Business failure – the difference between Liquidation and Receivership explained


Many businesses start off with the best intentions when it comes to paying their creditors, but in these uncertain financial times it can sometimes seem all too easy to fall behind on payments. Often contractual agreements can go unsatisfied leading to creditors taking action to recover their losses. Many small businesses fall victim to liquidation and receivership in the UK every year, and although these two terms mean quite different things, the end result is usually the same; the sale of assets, in order to pay off as much of the debt as possible.
Receivership vs. liquidation

When a business has been struggling financially with seemingly no solution in sight, it can be placed in the hands of creditors and wound up by means of a formal insolvency procedure; this is known as receivership, and it's when a creditor takes control of a business and its assets with the intent of liquidating them. These creditors can then attempt to recover any money which they are due, and they can do this via the sales of a business and any applicable assets of that business. Liquidation on the other hand simply means the process of selling the assets.

In some cases, a business can be turned around when an administrator is brought in to take control, however, we'll mainly be looking at liquidation and receivership in this article. It is important for directors of struggling companies to know of these procedures and the effect they can have on their business, so if you find yourself in this unfortunate situation, please read on.
The process of receivership

Receivership generally involves bringing in a receiver who is appointed by a creditor in order to have the insolvent company's assets or properties seized, as long as these have been specified in a legal charge within the agreement of a secured loan. If the charge in question has specified a provision which enables express appointment, receivership can also occur very quickly and with very little warning. The receiver's specific rights and privileges will spring from the individual terms of the loan agreement in question, however, all receivers must follow the statutes laid out in Section 109 of the Law of Property Act (LPA).
Receivership vs. administration

For most companies, receivership is often the least attractive option, as there aren't really any advantages to this procedure and it will lead at the very least to loss of property, along with liquidation and the most likely dissolution of the company in question. Administration will only entrust the company to an experienced professional who can then work to escape insolvency while the company is in administration. Sometimes it can be possible to avoid receivership if your company goes into administration, providing the right steps have been taken, such as the sale of enough assets, or a pre-pack sale. It should also be noted that companies in administration cannot be forced into liquidation.
The difference between voluntary and compulsory liquidation

Voluntary liquidation falls into two different categories; members' voluntary liquidation or creditors' voluntary liquidation. This happens when a company goes through the resolution process and is brought about by a qualified practitioner. Compulsory liquidation, on the other hand, is put into play by a court order and may either be conducted by an Official Receiver or a qualified practitioner.

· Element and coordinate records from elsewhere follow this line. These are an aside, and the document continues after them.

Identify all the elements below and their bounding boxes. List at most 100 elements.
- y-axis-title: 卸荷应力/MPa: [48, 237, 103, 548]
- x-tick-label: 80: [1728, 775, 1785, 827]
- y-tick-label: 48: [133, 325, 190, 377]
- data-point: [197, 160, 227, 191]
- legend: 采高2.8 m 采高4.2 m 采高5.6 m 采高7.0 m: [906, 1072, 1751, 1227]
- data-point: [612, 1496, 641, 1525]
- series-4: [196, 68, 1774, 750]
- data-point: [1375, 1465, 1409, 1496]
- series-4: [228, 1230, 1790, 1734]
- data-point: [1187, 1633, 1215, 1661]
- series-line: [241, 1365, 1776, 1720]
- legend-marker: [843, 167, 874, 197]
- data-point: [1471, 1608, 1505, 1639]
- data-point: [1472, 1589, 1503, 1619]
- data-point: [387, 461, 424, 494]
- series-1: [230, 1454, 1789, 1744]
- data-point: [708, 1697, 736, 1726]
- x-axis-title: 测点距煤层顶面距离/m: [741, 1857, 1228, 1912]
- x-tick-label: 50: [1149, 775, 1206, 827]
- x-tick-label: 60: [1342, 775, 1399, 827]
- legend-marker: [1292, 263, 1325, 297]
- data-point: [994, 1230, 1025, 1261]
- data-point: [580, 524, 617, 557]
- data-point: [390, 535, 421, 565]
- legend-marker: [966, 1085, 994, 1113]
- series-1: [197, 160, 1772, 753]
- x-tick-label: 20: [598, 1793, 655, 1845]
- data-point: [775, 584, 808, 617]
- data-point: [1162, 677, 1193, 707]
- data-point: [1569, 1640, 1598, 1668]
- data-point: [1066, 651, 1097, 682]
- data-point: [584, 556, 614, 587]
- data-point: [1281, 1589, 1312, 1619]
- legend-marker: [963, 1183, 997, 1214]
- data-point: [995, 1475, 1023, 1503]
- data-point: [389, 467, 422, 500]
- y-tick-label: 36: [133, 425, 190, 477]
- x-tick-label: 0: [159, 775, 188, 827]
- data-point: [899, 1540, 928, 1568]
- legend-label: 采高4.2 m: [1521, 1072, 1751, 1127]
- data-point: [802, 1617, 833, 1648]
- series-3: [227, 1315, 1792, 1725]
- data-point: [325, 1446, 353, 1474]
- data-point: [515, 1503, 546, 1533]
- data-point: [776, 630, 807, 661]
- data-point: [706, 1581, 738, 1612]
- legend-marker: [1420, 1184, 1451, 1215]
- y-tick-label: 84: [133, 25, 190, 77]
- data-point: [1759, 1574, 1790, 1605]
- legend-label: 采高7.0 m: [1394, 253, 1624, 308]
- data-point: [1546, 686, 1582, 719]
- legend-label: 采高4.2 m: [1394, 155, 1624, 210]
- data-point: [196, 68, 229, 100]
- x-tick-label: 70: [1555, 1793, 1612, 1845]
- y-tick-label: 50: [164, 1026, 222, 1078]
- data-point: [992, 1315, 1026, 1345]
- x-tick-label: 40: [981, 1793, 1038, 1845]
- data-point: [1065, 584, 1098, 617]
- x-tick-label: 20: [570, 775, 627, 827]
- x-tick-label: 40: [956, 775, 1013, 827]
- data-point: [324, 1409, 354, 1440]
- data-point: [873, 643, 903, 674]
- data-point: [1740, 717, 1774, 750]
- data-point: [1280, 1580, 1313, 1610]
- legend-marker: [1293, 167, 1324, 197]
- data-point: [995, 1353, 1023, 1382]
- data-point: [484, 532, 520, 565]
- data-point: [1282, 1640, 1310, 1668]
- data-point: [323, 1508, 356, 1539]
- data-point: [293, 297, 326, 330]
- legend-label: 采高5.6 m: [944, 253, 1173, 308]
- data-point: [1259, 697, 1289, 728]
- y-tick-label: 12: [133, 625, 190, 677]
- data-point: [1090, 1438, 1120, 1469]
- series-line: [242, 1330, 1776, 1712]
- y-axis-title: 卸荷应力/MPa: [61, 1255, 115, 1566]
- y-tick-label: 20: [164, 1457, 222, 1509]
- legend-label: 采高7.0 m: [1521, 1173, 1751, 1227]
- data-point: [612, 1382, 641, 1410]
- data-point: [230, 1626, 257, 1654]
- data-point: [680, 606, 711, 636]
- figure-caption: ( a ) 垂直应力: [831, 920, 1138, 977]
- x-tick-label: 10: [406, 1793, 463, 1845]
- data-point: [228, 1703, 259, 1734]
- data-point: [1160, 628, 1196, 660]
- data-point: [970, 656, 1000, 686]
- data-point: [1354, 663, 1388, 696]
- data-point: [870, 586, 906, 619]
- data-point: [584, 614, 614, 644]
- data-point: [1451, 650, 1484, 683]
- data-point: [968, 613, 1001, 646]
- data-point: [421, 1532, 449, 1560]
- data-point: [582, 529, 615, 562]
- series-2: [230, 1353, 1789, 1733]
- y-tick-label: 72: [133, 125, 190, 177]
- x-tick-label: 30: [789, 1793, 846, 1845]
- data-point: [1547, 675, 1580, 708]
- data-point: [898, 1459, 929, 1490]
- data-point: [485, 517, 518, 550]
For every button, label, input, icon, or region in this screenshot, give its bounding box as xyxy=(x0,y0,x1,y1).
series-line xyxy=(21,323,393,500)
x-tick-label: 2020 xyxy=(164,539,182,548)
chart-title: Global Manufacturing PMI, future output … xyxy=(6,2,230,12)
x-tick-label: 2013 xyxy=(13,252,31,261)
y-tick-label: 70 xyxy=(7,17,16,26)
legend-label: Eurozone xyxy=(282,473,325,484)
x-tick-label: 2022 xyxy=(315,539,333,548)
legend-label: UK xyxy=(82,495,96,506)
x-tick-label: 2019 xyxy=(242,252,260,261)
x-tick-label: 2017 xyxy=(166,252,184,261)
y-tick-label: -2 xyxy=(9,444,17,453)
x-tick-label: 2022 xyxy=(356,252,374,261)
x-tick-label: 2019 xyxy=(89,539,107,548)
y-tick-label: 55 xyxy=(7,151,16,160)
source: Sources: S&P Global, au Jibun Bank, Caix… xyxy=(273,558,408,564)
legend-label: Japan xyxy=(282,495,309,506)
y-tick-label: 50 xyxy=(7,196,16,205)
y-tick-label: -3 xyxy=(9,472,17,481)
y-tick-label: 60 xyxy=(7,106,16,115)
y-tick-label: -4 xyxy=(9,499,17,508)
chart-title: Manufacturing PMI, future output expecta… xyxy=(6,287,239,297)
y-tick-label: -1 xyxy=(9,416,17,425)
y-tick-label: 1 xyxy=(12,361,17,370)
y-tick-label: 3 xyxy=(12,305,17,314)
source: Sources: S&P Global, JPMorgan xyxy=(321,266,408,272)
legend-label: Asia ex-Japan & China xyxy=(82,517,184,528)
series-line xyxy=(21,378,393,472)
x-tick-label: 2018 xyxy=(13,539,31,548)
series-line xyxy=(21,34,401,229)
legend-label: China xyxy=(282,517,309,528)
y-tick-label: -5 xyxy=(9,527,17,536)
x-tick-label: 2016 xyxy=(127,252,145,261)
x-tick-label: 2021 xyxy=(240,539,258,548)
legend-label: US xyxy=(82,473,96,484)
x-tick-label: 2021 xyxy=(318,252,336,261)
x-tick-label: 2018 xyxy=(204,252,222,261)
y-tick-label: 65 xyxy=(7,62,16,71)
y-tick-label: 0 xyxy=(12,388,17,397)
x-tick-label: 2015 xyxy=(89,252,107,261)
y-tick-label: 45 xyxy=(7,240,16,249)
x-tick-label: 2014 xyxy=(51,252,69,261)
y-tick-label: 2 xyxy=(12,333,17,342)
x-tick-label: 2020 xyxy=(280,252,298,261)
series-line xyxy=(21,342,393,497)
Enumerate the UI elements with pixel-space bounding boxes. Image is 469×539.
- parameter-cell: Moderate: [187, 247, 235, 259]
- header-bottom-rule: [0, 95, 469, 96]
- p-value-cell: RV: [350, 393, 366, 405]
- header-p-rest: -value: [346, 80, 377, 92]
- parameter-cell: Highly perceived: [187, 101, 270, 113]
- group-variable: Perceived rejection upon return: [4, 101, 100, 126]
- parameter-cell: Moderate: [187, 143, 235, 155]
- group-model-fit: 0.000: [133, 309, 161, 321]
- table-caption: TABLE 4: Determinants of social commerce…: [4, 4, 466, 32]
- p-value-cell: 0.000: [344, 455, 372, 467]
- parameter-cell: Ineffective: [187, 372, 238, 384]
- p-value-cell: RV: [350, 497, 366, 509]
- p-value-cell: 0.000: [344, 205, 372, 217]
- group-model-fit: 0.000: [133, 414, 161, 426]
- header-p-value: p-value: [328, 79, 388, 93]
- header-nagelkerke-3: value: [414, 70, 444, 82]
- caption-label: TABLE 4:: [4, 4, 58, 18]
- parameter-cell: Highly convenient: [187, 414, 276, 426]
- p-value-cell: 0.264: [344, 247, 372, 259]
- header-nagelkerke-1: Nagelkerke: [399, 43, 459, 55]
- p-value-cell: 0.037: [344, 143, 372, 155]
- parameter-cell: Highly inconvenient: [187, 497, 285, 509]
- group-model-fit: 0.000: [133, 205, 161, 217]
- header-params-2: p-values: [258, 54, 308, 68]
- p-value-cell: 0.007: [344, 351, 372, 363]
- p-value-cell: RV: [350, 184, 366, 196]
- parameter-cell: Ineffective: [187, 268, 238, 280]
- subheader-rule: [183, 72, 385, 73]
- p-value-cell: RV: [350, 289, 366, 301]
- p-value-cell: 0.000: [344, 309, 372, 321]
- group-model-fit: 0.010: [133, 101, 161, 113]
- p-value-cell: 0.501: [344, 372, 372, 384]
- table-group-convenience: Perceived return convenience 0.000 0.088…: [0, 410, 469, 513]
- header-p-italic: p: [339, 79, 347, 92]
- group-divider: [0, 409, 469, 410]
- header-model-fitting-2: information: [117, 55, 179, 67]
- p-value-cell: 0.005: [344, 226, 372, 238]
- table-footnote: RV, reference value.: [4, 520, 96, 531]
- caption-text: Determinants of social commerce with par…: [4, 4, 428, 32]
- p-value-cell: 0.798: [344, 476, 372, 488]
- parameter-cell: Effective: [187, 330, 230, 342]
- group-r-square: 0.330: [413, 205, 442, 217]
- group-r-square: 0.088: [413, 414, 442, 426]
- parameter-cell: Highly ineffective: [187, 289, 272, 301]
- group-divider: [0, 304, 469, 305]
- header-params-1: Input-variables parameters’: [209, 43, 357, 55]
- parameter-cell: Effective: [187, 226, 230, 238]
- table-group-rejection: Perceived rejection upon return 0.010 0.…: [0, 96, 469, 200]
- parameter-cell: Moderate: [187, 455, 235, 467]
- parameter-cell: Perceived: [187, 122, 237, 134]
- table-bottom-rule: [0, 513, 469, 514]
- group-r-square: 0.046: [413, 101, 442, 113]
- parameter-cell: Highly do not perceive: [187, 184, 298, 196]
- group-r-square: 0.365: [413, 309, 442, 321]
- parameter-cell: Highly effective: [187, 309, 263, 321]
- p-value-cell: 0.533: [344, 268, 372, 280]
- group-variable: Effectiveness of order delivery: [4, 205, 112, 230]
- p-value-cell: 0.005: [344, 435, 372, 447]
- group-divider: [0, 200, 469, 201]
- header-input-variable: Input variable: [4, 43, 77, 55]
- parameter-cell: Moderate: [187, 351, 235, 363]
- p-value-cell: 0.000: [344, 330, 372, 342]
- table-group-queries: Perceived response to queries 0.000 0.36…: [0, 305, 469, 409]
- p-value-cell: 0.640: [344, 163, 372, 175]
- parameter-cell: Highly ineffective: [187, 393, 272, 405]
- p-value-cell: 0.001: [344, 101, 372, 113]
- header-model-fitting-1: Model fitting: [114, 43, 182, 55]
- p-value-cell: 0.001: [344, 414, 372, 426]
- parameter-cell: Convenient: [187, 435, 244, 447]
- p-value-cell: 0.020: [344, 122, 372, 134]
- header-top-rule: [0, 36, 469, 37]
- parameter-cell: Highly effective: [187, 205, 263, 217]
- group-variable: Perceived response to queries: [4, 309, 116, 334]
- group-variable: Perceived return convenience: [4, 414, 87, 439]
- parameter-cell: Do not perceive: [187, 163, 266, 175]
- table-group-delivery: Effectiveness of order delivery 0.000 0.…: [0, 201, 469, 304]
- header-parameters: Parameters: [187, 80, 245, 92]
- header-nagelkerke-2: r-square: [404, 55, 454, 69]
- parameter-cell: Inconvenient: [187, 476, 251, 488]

It should be noted here that the liquidators usually have first dibs on the company's assets in order to cover their fees, and after that the pecking order for who gains the leftover assets is really quite strict. Preferential creditors, like tax authorities, are usually first to claim assets, closely followed by banks which may have lent money to the business by way of secured loans.
Steps to take when facing receivership

If you find yourself facing receivership from either a creditor or , it can be an unpleasant experience and can lead to anxiety and stress. Nevertheless, it is essential that you should act very quickly, particularly if you have a loan agreement which enables express appointment. Do not wait to defend yourself, and take action immediately by getting in contact with a licensed insolvency practitioner to consider your options and the possible results and implications of receivership for your company. This could be the only way to avoid receivership, and it will be the most likely outcome if you do not seek assistance from an experienced professional.